Until a half century ago or so, there was a moral consensus, however fraying, that informed and shaped the exercise of freedom in the Western world. The self-determination of human beings, of citizens in self-governing political orders, presupposed a civilized inheritance that allowed free men and women to distinguish, without angst or arduous effort, between liberty and license, good and evil, honorable lives and dissolute and disgraceful ones. Few would have suggested that liberty and human dignity could long flourish without a sense of moral obligation and civic spirit on the part of proud, rights-bearing individuals.
Since this moral consensus could be readily presupposed, Americans (and other free peoples) could – and did – abridge the language of politics to give priority to rights over duties, choice over the content of what was chosen, and the pursuit of happiness over the pursuit of truth and virtue. But this was precisely an abridgement because the other half of the equation was always more or less presupposed. The American Founders, for example, were in no way moral relativists, let alone moral nihilists. Rejecting religious sectarianism and the forceable political imposition of religious truth, they nonetheless appealed to honor, civic virtue, and the “honorable determination” of a free people to govern themselves. Facile relativism or easygoing nihilism, where all “values” are created equal, would have appalled them. The idea that moral judgments are utterly arbitrary, that distinctions between right and wrong, and better and worse ways of life, are wholly subjective, was completely alien to them. Almost all of them spoke of a human “moral sense” without which freedom degenerates into moral anarchy and despotic self-assertion.
...All the prominent Founders were fundamentally anti-utopian (even Tom Paine), and had, as Reinhold Niebuhr pointed out, an acute sense of human sinfulness and imperfection. They were not the Puritans or Calvinists of old, but neither did they endorse the materialism and reductionism of the radical Enlightenment or its misplaced belief in an ideology of Progress. They still believed that human beings had souls and were much more than matter in motion. They had no trouble rejecting both the theocratic temptation in politics and a relativism that severed the essential connections between truth and liberty, freedom and the pursuit of the good life. Moral subjectivism (“Who’s to say what is right and wrong?”) was wholly alien to their hearts and minds, precisely because they were civilized men and women.
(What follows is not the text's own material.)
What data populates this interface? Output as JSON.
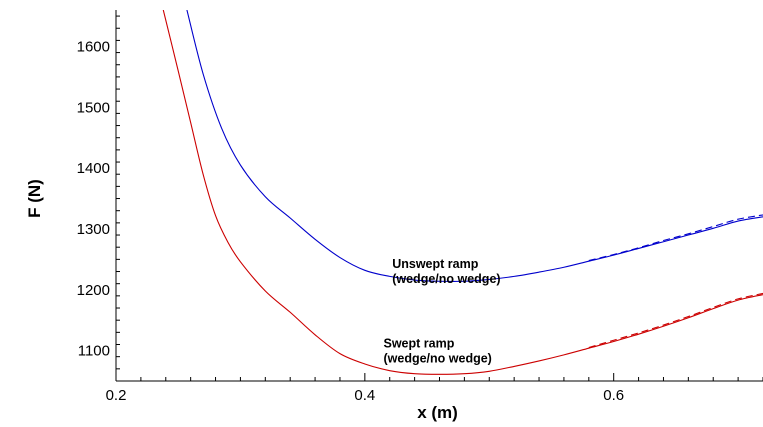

We now live in a different moral universe, and by no means a better one. Of course, inspired by Abraham Lincoln, Frederick Douglass, and the early civil rights movement, we have made considerable progress in overcoming racial injustice, and the legacy of the great injustice that was chattel slavery. That is all to the good. But an emphasis on inclusiveness, however necessary and legitimate, does not define or exhaust the moral foundations of democracy. Today, even religious believers habitually speak of morality in terms of “values,” a term derived from economics which suggests that something is good because we value or choose it (its modern use was made famous by Friedrich Nietzsche and Max Weber). Whether people who use that language know that they have succumbed to what C.S. Lewis derided as “the poison of subjectivism” is largely beside the point. As Allan Bloom argued in The Closing of the American Mind over thirty years ago, the language of values, and the language of right and wrong, are by no means the same thing; they ultimately point in different directions. The latter partakes of confidence in the reality of moral facts, the former of thoroughgoing relativism and subjectivism. Language matters, and the language of “values” is, whether we like it or not, the language of moral relativism, even moral subversion. Of course, some thinkers of note use the language of “values” and “disvalues” while dissociating those terms from a framework of moral relativism. But there is peril in that path.